[Date Prev][Date Next][Thread Prev][Thread Next][Date Index][Thread Index]

Re: [HTCondor-users] GPUsMemoryUsage and GPUsAverageUsage missing from job classads



On 12/16/2024 4:56 PM, Vikrant Aggarwal wrote:
Hello All,

As per this presentation [1] specifically slide 8 mentioned that GPU stats are available in job classAD since version 8.8.5, we are using 9.0.17 version. These stats don't show up for all jobs but only for a few. 

Example: Job running for more than 2 days on a gpu node consuming gpu doesn't show any stat. 

From previous conversations: I understand we are polling NVIDIA drivers. Does it mean NVIDIA is not publishing the stats?  

Thanks & Regards,
Vikrant Aggarwal


Hi Vikrant,

HTCSS does read information out of nvidia and cuda libraries for usage information.  One suggestion is on the gpu server where the job has been running for two days, login and run the "condor_gpu_utilization" tool.  This tool is typically found in /usr/libexec/condor/condor_gpu_utilization, but you can run "condor_config_val gpu_monitor" to get the exact path.  When you run condor_gpu_utilization, it should output information every few minutes as it periodically polls the GPUs on the machine (it may take a couple minutes until the first poll) .... check to see if it reports any errors such as missing libraries etc.
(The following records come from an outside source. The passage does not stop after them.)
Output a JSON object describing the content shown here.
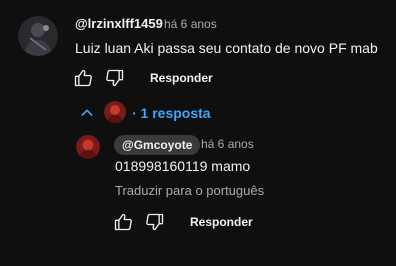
{
  "comment": {
    "author": "@lrzinxlff1459",
    "time": "há 6 anos",
    "text": "Luiz luan Aki passa seu contato de novo PF mab",
    "reply_label": "Responder"
  },
  "replies_toggle": {
    "label": "· 1 resposta"
  },
  "reply": {
    "author": "@Gmcoyote",
    "time": "há 6 anos",
    "text": "018998160119 mamo",
    "translate_label": "Traduzir para o português",
    "reply_label": "Responder"
  },
  "colors": {
    "background": "#0f0f0f",
    "link": "#3ea6ff",
    "muted": "#aaaaaa",
    "badge": "#3a3a3a"
  },
  "icons": [
    "thumbs-up-icon",
    "thumbs-down-icon",
    "chevron-up-icon"
  ]
}
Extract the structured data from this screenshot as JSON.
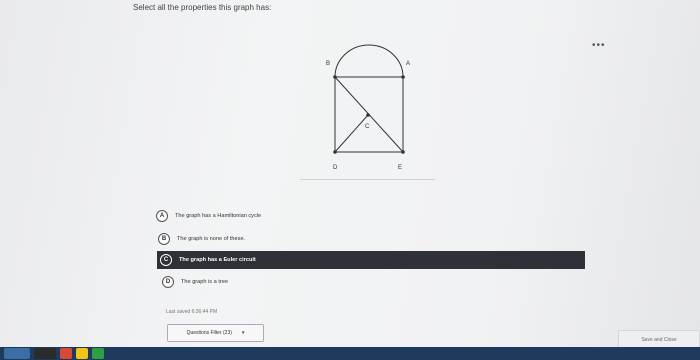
{
  "question": {
    "prompt": "Select all the properties this graph has:"
  },
  "menu": {
    "more_glyph": "•••"
  },
  "graph": {
    "vertex_labels": {
      "A": "A",
      "B": "B",
      "C": "C",
      "D": "D",
      "E": "E"
    },
    "edges": [
      [
        "B",
        "A"
      ],
      [
        "B",
        "A"
      ],
      [
        "B",
        "D"
      ],
      [
        "A",
        "E"
      ],
      [
        "D",
        "E"
      ],
      [
        "B",
        "E"
      ],
      [
        "D",
        "C"
      ]
    ],
    "arc_between": [
      "B",
      "A"
    ]
  },
  "options": [
    {
      "letter": "A",
      "text": "The graph has a Hamiltonian cycle",
      "selected": false
    },
    {
      "letter": "B",
      "text": "The graph is none of these.",
      "selected": false
    },
    {
      "letter": "C",
      "text": "The graph has a Euler circuit",
      "selected": true
    },
    {
      "letter": "D",
      "text": "The graph is a tree",
      "selected": false
    }
  ],
  "footer": {
    "last_saved": "Last saved 6:36:44 PM",
    "filter_label": "Questions Filter (23)",
    "filter_arrow": "▾",
    "save_close_label": "Save and Close"
  },
  "taskbar": {
    "colors": [
      "#3a6ea5",
      "#2b2b2b",
      "#d84a38",
      "#f0c419",
      "#2f9e44"
    ]
  }
}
However, and this is probably not the answer you wish to hear, HTCSS version 9 is out of date and no longer supported. Bugs related to GPUs have been fixed in the years since version 9; for instance, a bug was fixed long ago where GPU stats disappeared after issuing a condor_reconfig, and also support was added for servers that include different model GPUs installed into the same server. Also lots of things change with respect to GPUs, including the APIs from NVIDIA which seem to change in incompatible ways.  Running current GPU hardware (e.g. A100s with MIG features) and/or recent NVIDIA libraries often necessitates a new version of HTCSS.  Please consider updating to HTCSS :).

regards and happy holidays,
Todd